Indigenous·Opinion

When Deanna Desjarlais went missing, 'race would be a constant factor'

"My sister's missing. I don't know how to find her." These are the words that my friend, Felicity Desjarlais, wrote to me in June. I called her immediately; "What do you mean, you can't find her?". And so our search began.

'Race would be the constant, sometimes unspoken factor in everything we did to find her,' says Dana Morenstein

"My sister's missing. I don't know how to find her." These are the words that my friend, Felicity Desjarlais, wrote to me in June. I called her immediately; "What do you mean, you can't find her?". And so our search began.

Felicity had lived a hard life — so had her younger sister, Deanna. I met Felicity when we were both young Moms, neighbours in an apartment building in Regina's downtown. I was only 20, and Felicity and I became fast friends. One thing that stood out to me were the looks we would get from strangers as we pushed our babies in their strollers—looks that I never got when I was alone. 

Felicity was First Nations; I was not. When Deanna went missing, race would be the constant, sometimes unspoken factor in everything we did to find her. From our interactions with police, to the media attention, to the racist Facebook comments underneath news articles featuring Deanna's photo.

'Where do you think she could be?'

This question would haunt myself, Felicity and her family for the next three months.

Nobody knew where Deanna was. She didn't own a phone, and had left Saskatoon for Vernon with an individual her family didn't know much about. Such were the acquaintances in Deanna's life — often fleeting, mostly untrustworthy.

Felicity cried as she recalled hearing from Deanna for the last time. Deanna was in tears, surviving in Vancouver's downtown Eastside—she was afraid. "It's hard out here, I want to come home." Felicity told Deanna to speak to a social worker about getting a plane ticket and to phone her back.

She never heard from her again.

As soon as Felicity told me that Deanna was last known to be in the downtown Eastside, I could only think of two words — Robert Pickton. Pickton, a Caucasian pig farmer, had seized the opportunity to murder over twenty women, many of whom were Indigenous. By operating in a culture in which sex trade workers—Indigenous ones, especially—were disregarded by society, media and law enforcement, Pickton became the most infamous serial killer in Canadian history.

Surely, Vancouver Police would have learnt something from this injustice. After all, we live in a time — in a society — in which a national inquiry into missing and murdered Indigenous women is underway.

It was the Vancouver Police who had first received a missing persons report from a close friend of Deanna's who had, up until her disappearance, been in weekly contact with her.

I later found out the VPD closed the missing file shortly after it was made. Why? Allegedly, they had said they heard Deanna was in Saskatoon and didn't want to be found, and was possibly living under an assumed identity in order to collect welfare.

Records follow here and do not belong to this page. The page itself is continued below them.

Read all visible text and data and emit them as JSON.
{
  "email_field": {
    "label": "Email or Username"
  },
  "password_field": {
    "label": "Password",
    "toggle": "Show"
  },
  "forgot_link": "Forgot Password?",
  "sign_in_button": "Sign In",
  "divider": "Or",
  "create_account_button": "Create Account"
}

Felicity wasn't aware that Deanna has already been reported missing earlier, by someone else. Once Felicity made her report to the VPD, they re-opened Deanna's file.

'Can you please release her photo?'

Felicity gave them all of Deanna's details — height, weight, hair colour, circumstances. "We'll get back to you if we hear anything" was their only response.

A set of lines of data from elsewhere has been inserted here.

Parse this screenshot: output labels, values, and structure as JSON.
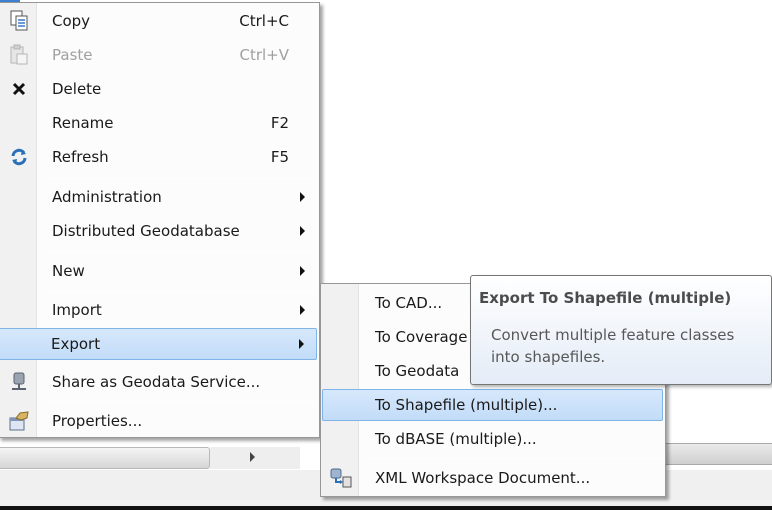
{
  "context_menu": {
    "items": [
      {
        "label": "Copy",
        "shortcut": "Ctrl+C",
        "icon": "copy-icon",
        "enabled": true
      },
      {
        "label": "Paste",
        "shortcut": "Ctrl+V",
        "icon": "paste-icon",
        "enabled": false
      },
      {
        "label": "Delete",
        "shortcut": "",
        "icon": "delete-icon",
        "enabled": true
      },
      {
        "label": "Rename",
        "shortcut": "F2",
        "icon": "",
        "enabled": true
      },
      {
        "label": "Refresh",
        "shortcut": "F5",
        "icon": "refresh-icon",
        "enabled": true
      },
      {
        "label": "Administration",
        "submenu": true
      },
      {
        "label": "Distributed Geodatabase",
        "submenu": true
      },
      {
        "label": "New",
        "submenu": true
      },
      {
        "label": "Import",
        "submenu": true
      },
      {
        "label": "Export",
        "submenu": true,
        "selected": true
      },
      {
        "label": "Share as Geodata Service...",
        "icon": "geodata-service-icon"
      },
      {
        "label": "Properties...",
        "icon": "properties-icon"
      }
    ]
  },
  "export_submenu": {
    "items": [
      {
        "label": "To CAD..."
      },
      {
        "label": "To Coverage"
      },
      {
        "label": "To Geodata"
      },
      {
        "label": "To Shapefile (multiple)...",
        "selected": true
      },
      {
        "label": "To dBASE (multiple)..."
      },
      {
        "label": "XML Workspace Document...",
        "icon": "xml-workspace-icon"
      }
    ]
  },
  "tooltip": {
    "title": "Export To Shapefile (multiple)",
    "body": "Convert multiple feature classes into shapefiles."
  },
  "colors": {
    "selection_bg": "#c9e0f7",
    "selection_border": "#7eb4ea",
    "disabled_text": "#a0a0a0"
  }
}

Days later, when the VPD didn't release a photo or missing persons bulletin, I phoned the station up. After voicing my concern, the dispatcher explained that they didn't have control over whose photo was released.

"Well, something is wrong. Something has happened. Can you please release her photo?" I pleaded. What if she was out there, somewhere, being taken advantage of or being held against her will?

They never did. Felicity was told by the detective that Deanna was probably fine. Deanna was rumoured to be alive and possibly in Saskatoon. Never the less, I created missing persons flyers and e-mailed them to Vancouver organizations.

Law enforcement claims that they can only release so many missing persons bulletins. Recently, when speaking to media regarding Deanna's case, Sgt. Brian Montague with VPD said VPD can't release all missing persons to the public or else the many bulletins would become "white noise".

Had Deanna not been Indigenous, had she not been a sex trade worker, I am convinced that a missing persons photo would have been released to the public, perhaps generating valuable leads into her whereabouts.

Instead, like in her short life, Deanna was dismissed and overlooked. It would stay this way until her decomposing remains were found in Surrey's Hawthorne Park.

Now, months later, I am here — rallying for some sort of justice. I use my voice and am confident it will be heard—in this sense, I am privileged.

In a society in which Indigenous lives matter and law enforcement must be held accountable, I hope that the inquiry into MMIW will offer a platform for those whose voices have all too often been ignored.  


Editor's note: Vancouver Police spokesman Randy Fincham informed CBC that while Desjarlais was still missing, the Vancouver police, which was responsible for the case at the time, told the CBC it was making inquiries and tracking her travels to determine where she might be.

About the Author

Dana Morenstein

Dana Morenstein is a family friend of the Desjarlais family and an advocate for missing and murdered Indigenous women. She is currently working as an elementary teacher at Kahkewistahaw Community School in Saskatchewan.